The topics for the course are;
• UNIT 1: What is a beach, how is it formed, and what influences it?
• Create a visual diagram illustrating a process of nature.
• UNIT 2: What lives at the beach and how do they survive there?
• Create an advertisement program for your beach area.
• UNIT 3: What is beach restoration and why is it funded?
• Investigate beach restoration projects in the northeastern U.S.

Final Product: PBAT paper and presentation.

Significant Assignments: 

Concept maps are used to interpret information from four different science texts. Concept maps are widely used in research science to effectively illustrate and communicate scientific processes, ideas, and scientific models. Students we learn how to develop a successful concept map based on one of the natural influences that shape shorelines. The concept map practice will aid students in understanding the significance of the topic and its application in designing a successful lab investigation.

The end product of the first unit is a wall-sized mural composed of the 9 different group concept maps, which are, in turn, designed by 3 different students.
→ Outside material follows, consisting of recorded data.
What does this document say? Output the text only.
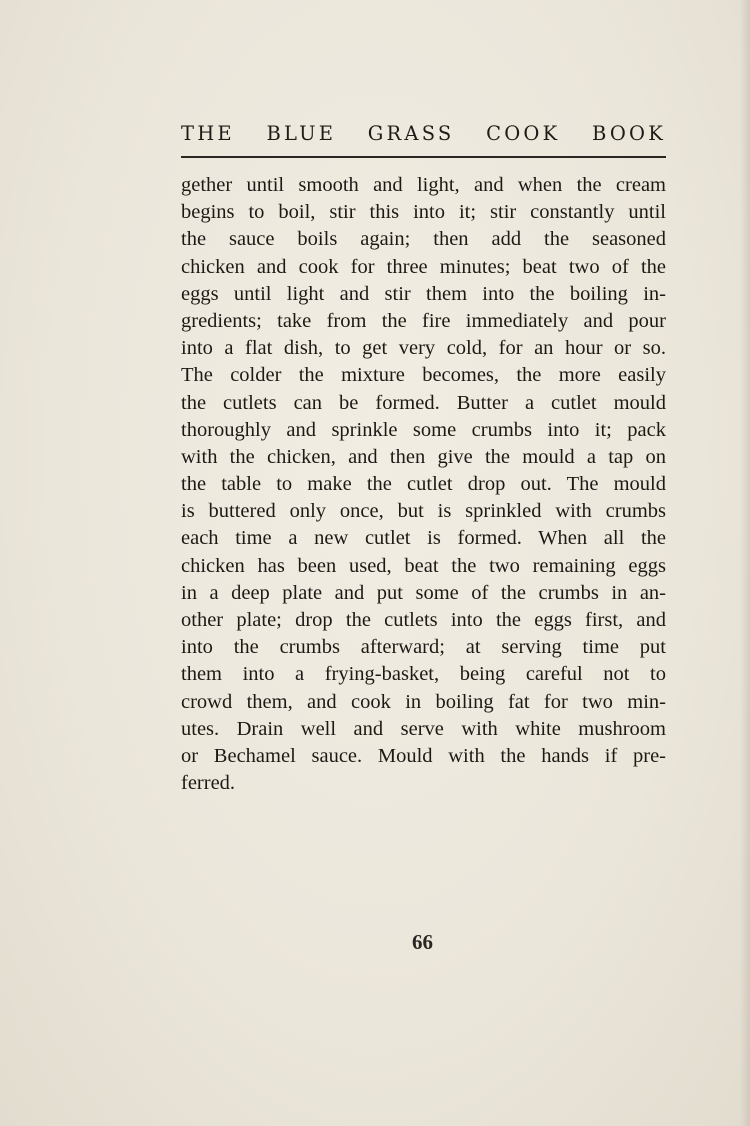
THE BLUE GRASS COOK BOOK
gether until smooth and light, and when the cream
begins to boil, stir this into it; stir constantly until
the sauce boils again; then add the seasoned
chicken and cook for three minutes; beat two of the
eggs until light and stir them into the boiling in-
gredients; take from the fire immediately and pour
into a flat dish, to get very cold, for an hour or so.
The colder the mixture becomes, the more easily
the cutlets can be formed. Butter a cutlet mould
thoroughly and sprinkle some crumbs into it; pack
with the chicken, and then give the mould a tap on
the table to make the cutlet drop out. The mould
is buttered only once, but is sprinkled with crumbs
each time a new cutlet is formed. When all the
chicken has been used, beat the two remaining eggs
in a deep plate and put some of the crumbs in an-
other plate; drop the cutlets into the eggs first, and
into the crumbs afterward; at serving time put
them into a frying-basket, being careful not to
crowd them, and cook in boiling fat for two min-
utes. Drain well and serve with white mushroom
or Bechamel sauce. Mould with the hands if pre-
ferred.

66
Linking text between topics will encourage analysis of the information from the concept maps of others. A major component of this unit is peer evaluation and critique, where we often refer back to each others work as we strive to design more effective means of communicating the topic.

The second unit will focus on the specific characteristics of geographically isolated beach communities. Students will take on the task of reporting on the types of sand, slopes, structures, and life that occupy that land boundary.


Rock and mineral characteristics and composition are often used to characterize an abiotic environment. By examining types of minerals and the presence of those minerals in various types of rocks, we can better make predictions about the influence of that rock type on beach erosion. Rocks like sand stone and granite will result in different beach composition than rocks likes basalt and pumice.

In this first unit, it is important to evaluate skills of objective observation, such as measurement of length, volume, mass, and density, while also creating a forum for more subjective observations such as color, luster, and texture. Students will make predictions of the effect these characteristics will have on sand density, sand particle size, and ultimately sand displacement in water currents. Students will also predict the effect that specific beach structures will have on wave patterns and erosion by physically creating models of these structures on a beach and watching the effect of the waves on the shape of the structure.

The second unit will focus on the biotic characteristics of the beaches. Comparisons will be made between different beach structures, sand compositions and the links to the flora and fauna related to those habitats. Can we see distinct patterns between organisms and the geologic features at each habitat? Which of the geological characteristics have a more obvious influence on the life present?

Sample PBATs: 
How does particle size influence the erosion of beach sand?
Does sand density influence the erosion of beaches?
How does sand movement affect the interstitial beach community?
What are the alternatives to beach replenishment?
How is salinity influenced by rock composition?